Desde su llegada a Los Pinos, Felipe Calderón emprendió lo que llamó una “guerra contra la delincuencia organizada”, y movilizó a todas las corporaciones de seguridad
pública y al Ejército. Los propósitos declarados eran erradicar a los cárteles del narcotráfico y al crimen organizado. Pero los objetivos reales eran muy distintos:
dar legitimidad a una presidencia surgida de un fraude electoral, presentar a Calderón como un hombre fuerte y protector de la ciudadanía, así como foguear a soldados y policías para posibles misiones de represión masiva, y habituar a la población a la presencia de militares en las calles, cuyo despliegue fue cubierto de manera espectacular por la televisión y los medios informativos.
Pronto se hizo evidente que las fuerzas de seguridad pública no estaban preparadas para semejante tarea, sin un trabajo previo de inteligencia y con organismos policiales corrompidos e infiltrados por los grupos criminales.
La “guerra” se emprendió sin depurar las aduanas y puestos fronterizos, sin controles financieros que impidan el “lavado de dinero”, sin programas para sustituir cultivos de los campesinos involucrados en siembras ilícitas ni acciones
de educación y salud públicas orientadas a prevenir y curar las adicciones. Calderón poco respeta las leyes y descalifica las denuncias sobre las ilegalidades: uso indebido de las Fuerzas Armadas, atropello sistemático a las garantías constitucionales y ejecuciones extrajudiciales de cientos de personas a las que el gobierno presenta como “sicarios” o “criminales”, sin necesidad de probarlo ante los jueces.
La guerra de Calderón ha sido contraproducente en todos los aspectos: la inseguridad y la violencia se multiplicaron y se extendieron a todo el país; los delitos no han dejado de crecer y las organizaciones criminales exhiben un poder de fuego y capacidad organizativa, económica y logística sin precedentes.
Lejos de ganar legitimidad y autoridad, Calderón enfrenta hoy el repudio popular por su irresponsabilidad e ineptitud; las instituciones públicas están más desgastadas que nunca, y muchas regiones son tierra sin ley, en donde la población está atrapada entre asesinatos, levantones y secuestros perpetrados por grupos delictivos, y las atrocidades cometidas por policías y militares.
Diversas voces de la sociedad han exigido que las Fuerzas Armadas regresen a sus cuarteles, pero Calderón se ha empecinado. Sin embargo, en abril de este año, tras múltiples denuncias por asesinatos de inocentes a manos de soldados en Ciudad Juárez, Tamaulipas y Nuevo León, el gobierno anunció una nueva etapa, en la que los militares transferirán, paulatinamente, el combate al crimen organizado a las autoridades civiles. No obstante, el secretario de la Defensa Nacional precisó que el Ejército permanecerá 10 años más en las calles y demandó legalizar su
participación en tareas de seguridad pública.
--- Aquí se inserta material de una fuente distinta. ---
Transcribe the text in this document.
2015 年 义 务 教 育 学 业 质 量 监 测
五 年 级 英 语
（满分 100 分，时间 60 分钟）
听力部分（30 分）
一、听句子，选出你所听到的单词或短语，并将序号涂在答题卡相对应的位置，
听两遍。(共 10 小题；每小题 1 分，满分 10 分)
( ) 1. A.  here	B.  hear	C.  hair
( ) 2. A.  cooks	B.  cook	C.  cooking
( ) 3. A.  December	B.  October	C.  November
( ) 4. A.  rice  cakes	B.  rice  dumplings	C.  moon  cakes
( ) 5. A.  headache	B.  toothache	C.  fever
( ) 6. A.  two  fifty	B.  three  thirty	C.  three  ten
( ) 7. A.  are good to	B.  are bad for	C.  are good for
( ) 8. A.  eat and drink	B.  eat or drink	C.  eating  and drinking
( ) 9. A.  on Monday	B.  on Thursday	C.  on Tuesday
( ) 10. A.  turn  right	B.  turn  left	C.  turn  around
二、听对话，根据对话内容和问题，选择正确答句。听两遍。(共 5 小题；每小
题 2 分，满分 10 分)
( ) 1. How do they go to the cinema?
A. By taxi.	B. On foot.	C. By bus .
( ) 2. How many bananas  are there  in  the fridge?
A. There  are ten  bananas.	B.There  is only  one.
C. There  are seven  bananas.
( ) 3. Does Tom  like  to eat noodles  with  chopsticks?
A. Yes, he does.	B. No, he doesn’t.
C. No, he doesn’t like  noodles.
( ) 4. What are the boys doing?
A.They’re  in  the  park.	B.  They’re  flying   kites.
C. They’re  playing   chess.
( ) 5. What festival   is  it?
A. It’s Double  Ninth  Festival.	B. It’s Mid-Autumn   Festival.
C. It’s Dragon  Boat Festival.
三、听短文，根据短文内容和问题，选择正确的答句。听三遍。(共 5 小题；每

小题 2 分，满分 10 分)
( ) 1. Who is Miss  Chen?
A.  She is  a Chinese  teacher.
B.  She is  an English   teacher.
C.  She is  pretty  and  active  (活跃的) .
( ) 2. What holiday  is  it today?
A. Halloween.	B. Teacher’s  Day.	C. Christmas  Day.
Tal vez, el anuncio de regresar los soldados a sus cuarteles se debió, en parte, a una presión estadunidense; o a los mandos castrenses alarmados por el desgaste de las Fuerzas Armadas entre la población; o quizá sea sólo un anuncio mediático. Pero lo que no puede ignorarse es la exigencia popular de sacar a los soldados de las calles (muy intensa en Ciudad Juárez). En este sentido, el más reciente giro de esta guerra estúpida, es una victoria de la sociedad organizada.

Los poderosos de México y sus socios en el mundo, pretenden acabar con los avances
sociales, políticos, culturales y económicos de nuestro país, logrados desde la lucha de Independencia y la revolución mexicana.
El gobierno de Calderón, apoyado por el PRI y por el PAN, pretende desmantelar el Estado mexicano y destruir las instituciones que aun quedan en pie, así como los derechos conquistados por las generaciones que nos antecedieron. Todo lo cual les permitirá vender al extranjero los recursos naturales (agua, petróleo, minerales), el territorio y la riqueza nacional.
Con esa mentalidad colonizada, se proponen diversas reformas promovidas por organismos internacionales (la laboral, la fiscal, de medios, de seguridad, la petrolera, etc.), pues les estorba la Constitución mexicana, les molesta la historia de lucha de nuestro pueblo y sus conquistas.
La clase política actual es apátrida y ha puesto a México a la venta, pretendiendo quedarse con las migajas. Como nación estamos llegando al límite, enfrentamos una desintegración y una descomposición sin precedentes. Mientras la televisión distrae a los mexicanos con escándalos y notas rojas, se oculta el saqueo desatado en todo el territorio nacional. La situación es tal, que si queremos sobrevivir como país, debemos recuperar la soberanía nacional y la soberanía popular para llevar a cabo una transformación profunda desde abajo y entre todos. No hay de otra.